Potensi trauma. Pendekatan disiplin keras harus diimbangi dengan pendekatan pedagogis, psikologis, dan berbasis minat.
Keberlanjutan. Program hanya akan efektif bila hasilnya ajeg dan punya jembatan jelas ke masa depan (SMA, vokasi, atau dunia kerja).
Artinya, pengalaman KDM memberi pelajaran emas: program berbasis disiplin untuk remaja bisa berhasil, tetapi hanya bila ia menghindari jebakan represi dan stigma, serta memastikan keberlanjutan.
C. Pentingnya Pendekatan Preventif, Bukan Reaktif
Dari cermin program Masuk Barak KDM, ada satu garis merah yang tak bisa diabaikan: intervensi terhadap remaja jangan menunggu mereka jatuh, melainkan harus dirancang sebagai pagar sebelum jurang.
Program KDM bersifat reaktif---ia hadir setelah anak-anak terseret narkoba, kekerasan, kriminalitas, atau terputus dari sekolah. Itu sebabnya resistensi sosial dan akademis begitu kuat: seolah negara dan masyarakat hanya bertindak setelah gagal melindungi fase kritis pertumbuhan remaja.
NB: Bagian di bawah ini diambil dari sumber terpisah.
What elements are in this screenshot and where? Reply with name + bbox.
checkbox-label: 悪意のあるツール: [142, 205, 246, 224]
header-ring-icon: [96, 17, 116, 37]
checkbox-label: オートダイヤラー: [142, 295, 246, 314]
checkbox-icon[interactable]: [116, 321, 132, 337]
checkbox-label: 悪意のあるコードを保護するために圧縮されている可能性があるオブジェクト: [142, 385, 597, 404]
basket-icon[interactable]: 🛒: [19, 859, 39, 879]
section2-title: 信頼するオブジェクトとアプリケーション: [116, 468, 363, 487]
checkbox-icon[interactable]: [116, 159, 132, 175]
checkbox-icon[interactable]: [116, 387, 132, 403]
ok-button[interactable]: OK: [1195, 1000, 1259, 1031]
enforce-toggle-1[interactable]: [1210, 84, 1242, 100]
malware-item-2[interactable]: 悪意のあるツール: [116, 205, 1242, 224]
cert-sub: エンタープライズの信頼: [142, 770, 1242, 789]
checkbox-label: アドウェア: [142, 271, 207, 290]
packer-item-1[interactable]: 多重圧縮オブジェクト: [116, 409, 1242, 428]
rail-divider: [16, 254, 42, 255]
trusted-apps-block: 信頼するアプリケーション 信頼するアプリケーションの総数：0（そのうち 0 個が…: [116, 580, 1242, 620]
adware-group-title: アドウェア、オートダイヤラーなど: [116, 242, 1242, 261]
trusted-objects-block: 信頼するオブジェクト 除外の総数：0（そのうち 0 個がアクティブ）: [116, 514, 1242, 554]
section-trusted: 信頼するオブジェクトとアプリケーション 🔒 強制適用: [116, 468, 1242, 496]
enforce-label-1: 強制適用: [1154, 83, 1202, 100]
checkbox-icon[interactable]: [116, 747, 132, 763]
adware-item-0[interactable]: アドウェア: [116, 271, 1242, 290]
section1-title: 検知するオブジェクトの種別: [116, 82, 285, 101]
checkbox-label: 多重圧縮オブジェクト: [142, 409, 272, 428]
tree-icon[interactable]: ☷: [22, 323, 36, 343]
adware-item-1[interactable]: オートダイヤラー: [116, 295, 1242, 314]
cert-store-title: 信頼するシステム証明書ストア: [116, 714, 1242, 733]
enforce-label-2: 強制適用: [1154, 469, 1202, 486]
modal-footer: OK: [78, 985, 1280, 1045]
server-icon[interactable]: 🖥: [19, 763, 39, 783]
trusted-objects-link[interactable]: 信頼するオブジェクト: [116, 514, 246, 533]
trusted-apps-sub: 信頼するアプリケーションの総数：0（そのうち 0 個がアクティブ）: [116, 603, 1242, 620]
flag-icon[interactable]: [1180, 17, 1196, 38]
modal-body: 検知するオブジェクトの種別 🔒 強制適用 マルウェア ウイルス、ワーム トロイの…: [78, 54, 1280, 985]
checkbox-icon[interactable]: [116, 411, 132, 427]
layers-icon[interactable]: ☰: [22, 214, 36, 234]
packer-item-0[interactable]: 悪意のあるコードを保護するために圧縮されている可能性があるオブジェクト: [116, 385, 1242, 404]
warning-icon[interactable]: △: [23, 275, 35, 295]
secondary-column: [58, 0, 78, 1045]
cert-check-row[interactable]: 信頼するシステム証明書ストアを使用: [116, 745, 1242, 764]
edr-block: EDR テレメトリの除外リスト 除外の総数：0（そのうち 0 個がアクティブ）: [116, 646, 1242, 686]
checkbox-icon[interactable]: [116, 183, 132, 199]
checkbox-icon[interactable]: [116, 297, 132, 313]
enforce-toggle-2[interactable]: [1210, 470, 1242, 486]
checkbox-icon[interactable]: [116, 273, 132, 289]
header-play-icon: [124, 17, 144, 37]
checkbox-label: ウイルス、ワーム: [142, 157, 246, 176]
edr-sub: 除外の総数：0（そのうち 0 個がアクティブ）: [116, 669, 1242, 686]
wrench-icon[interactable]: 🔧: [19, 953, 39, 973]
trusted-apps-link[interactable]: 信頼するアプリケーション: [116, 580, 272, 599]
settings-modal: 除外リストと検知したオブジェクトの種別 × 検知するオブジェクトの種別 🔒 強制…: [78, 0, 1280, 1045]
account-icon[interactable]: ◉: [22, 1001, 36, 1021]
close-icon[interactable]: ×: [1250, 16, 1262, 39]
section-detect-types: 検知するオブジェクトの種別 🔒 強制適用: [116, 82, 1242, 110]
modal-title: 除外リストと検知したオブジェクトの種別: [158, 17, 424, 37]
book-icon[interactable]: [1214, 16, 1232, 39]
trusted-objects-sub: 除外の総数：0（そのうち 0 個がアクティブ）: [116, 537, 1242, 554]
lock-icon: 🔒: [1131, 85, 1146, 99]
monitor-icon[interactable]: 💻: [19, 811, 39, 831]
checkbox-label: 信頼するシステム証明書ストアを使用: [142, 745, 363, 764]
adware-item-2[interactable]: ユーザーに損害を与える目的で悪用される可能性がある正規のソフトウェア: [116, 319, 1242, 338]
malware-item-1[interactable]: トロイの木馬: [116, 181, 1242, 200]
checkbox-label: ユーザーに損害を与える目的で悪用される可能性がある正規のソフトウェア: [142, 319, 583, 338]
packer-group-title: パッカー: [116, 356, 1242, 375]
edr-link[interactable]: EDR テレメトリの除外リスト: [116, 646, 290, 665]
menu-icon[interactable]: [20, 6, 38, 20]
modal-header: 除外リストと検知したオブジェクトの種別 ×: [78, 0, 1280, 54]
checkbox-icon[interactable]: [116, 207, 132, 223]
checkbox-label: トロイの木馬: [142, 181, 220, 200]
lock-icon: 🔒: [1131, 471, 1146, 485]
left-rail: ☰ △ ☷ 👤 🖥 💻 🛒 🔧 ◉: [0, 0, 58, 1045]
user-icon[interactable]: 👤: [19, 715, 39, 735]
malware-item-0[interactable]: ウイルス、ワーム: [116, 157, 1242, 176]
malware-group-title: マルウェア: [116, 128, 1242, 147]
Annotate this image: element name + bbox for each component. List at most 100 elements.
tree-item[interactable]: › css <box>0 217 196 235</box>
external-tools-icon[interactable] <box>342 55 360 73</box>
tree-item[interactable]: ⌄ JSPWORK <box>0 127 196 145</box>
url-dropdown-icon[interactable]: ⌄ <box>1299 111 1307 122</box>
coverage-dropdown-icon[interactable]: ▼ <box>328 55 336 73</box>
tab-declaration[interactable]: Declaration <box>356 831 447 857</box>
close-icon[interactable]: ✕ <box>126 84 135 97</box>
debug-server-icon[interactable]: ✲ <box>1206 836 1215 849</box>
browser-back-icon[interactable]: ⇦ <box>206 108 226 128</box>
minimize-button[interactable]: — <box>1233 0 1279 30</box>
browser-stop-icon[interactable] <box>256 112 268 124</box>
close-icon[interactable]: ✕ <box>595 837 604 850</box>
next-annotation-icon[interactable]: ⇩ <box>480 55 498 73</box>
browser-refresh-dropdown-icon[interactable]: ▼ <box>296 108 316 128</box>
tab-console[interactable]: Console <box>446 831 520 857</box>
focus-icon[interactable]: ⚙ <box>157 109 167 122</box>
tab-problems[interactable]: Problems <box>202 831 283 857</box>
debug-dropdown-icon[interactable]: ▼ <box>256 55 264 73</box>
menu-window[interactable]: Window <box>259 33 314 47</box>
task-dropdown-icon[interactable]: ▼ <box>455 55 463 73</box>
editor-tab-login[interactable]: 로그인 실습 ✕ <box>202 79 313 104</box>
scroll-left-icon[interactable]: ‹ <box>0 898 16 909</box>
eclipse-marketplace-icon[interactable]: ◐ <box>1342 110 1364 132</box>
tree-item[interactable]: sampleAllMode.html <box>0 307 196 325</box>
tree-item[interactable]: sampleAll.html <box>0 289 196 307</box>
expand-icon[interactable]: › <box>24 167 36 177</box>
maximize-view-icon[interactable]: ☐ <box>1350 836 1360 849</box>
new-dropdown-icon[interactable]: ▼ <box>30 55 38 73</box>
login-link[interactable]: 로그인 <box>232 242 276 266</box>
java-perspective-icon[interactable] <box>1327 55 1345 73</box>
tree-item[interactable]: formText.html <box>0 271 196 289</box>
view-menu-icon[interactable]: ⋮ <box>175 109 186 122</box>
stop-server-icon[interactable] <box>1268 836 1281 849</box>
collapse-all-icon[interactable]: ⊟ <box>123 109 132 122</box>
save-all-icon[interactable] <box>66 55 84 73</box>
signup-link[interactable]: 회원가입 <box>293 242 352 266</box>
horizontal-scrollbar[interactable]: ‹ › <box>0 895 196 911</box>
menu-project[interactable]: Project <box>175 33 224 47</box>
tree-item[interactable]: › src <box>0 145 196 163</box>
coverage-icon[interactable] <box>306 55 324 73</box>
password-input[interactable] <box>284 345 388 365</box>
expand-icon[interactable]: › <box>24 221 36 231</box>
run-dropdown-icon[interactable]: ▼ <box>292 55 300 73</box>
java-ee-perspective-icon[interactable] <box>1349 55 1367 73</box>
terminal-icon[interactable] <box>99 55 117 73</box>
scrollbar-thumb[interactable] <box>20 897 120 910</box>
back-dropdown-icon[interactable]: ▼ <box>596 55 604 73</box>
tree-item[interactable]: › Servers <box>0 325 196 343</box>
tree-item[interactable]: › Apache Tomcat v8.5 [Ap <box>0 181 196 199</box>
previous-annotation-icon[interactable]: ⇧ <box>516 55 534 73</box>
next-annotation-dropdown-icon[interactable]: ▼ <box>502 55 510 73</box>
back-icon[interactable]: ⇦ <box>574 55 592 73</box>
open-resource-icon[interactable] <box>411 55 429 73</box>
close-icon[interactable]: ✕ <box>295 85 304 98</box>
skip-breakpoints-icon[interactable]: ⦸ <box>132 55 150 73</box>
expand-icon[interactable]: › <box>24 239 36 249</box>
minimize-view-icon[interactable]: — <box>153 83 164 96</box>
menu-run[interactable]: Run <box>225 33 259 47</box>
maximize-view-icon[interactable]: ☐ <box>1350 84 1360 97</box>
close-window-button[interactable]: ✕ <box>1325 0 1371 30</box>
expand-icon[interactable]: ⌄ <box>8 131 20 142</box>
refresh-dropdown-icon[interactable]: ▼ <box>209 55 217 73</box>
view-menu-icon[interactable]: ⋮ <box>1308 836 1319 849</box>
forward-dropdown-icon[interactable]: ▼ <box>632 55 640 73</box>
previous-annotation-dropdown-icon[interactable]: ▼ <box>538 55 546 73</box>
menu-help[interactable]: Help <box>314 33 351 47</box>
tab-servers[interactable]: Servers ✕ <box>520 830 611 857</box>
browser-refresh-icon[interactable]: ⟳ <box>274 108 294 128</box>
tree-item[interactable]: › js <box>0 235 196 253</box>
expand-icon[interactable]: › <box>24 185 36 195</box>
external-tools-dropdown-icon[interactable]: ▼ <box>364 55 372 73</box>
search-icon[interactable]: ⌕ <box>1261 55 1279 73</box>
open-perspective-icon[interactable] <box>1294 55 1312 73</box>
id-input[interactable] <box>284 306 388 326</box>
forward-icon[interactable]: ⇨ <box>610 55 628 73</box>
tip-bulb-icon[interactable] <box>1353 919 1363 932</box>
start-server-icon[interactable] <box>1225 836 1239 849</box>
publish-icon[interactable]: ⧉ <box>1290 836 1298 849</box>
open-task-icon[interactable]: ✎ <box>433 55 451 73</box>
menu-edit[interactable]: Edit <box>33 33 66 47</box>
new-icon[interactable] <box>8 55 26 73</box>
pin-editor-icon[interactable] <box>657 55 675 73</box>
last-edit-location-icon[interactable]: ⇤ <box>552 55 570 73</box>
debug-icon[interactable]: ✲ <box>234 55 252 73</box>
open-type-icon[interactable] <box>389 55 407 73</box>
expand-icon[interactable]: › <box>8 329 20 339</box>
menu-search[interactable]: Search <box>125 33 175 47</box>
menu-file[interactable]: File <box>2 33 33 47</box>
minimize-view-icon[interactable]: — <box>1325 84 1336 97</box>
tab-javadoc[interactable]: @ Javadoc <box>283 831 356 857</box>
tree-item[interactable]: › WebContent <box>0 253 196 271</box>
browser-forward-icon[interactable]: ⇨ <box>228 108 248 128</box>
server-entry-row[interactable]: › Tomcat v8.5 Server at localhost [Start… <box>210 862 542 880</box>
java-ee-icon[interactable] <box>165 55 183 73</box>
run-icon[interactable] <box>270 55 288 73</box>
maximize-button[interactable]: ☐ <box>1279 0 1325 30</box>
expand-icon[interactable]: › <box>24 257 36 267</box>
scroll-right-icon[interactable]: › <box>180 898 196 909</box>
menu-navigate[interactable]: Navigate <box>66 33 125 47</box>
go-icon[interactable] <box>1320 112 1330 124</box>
Sebaliknya, gagasan wajib militer-edukatif pasca-SMP berdiri di atas paradigma preventif dan proaktif:
1. Momentum usia emas. Usia 13--16 tahun adalah fase neuroplastis tertinggi kedua setelah masa kanak-kanak. Intervensi di titik ini bisa membentuk arah kepribadian dan motivasi jauh lebih efektif daripada upaya rehabilitasi.
2. Normalisasi, bukan stigmatisasi. Karena program ditujukan untuk seluruh remaja, ia tidak menempelkan label "bermasalah" pada individu tertentu. Justru dengan kolektivitas, pengalaman ini menjadi identitas bersama generasi.
3. Investasi jangka panjang. Intervensi dini dengan struktur disiplin, team building, dan orientasi masa depan menciptakan basis kuat bagi eksplorasi akademik, sosial, dan profesional.
Dengan demikian, pelajaran terbesar dari KDM adalah: program berbasis disiplin bisa berhasil, tapi hanya bila ia bersifat preventif, inklusif, dan proaktif. Kita tidak lagi sekadar "memadamkan api", melainkan membangun rumah tahan api yang kokoh sejak fondasi.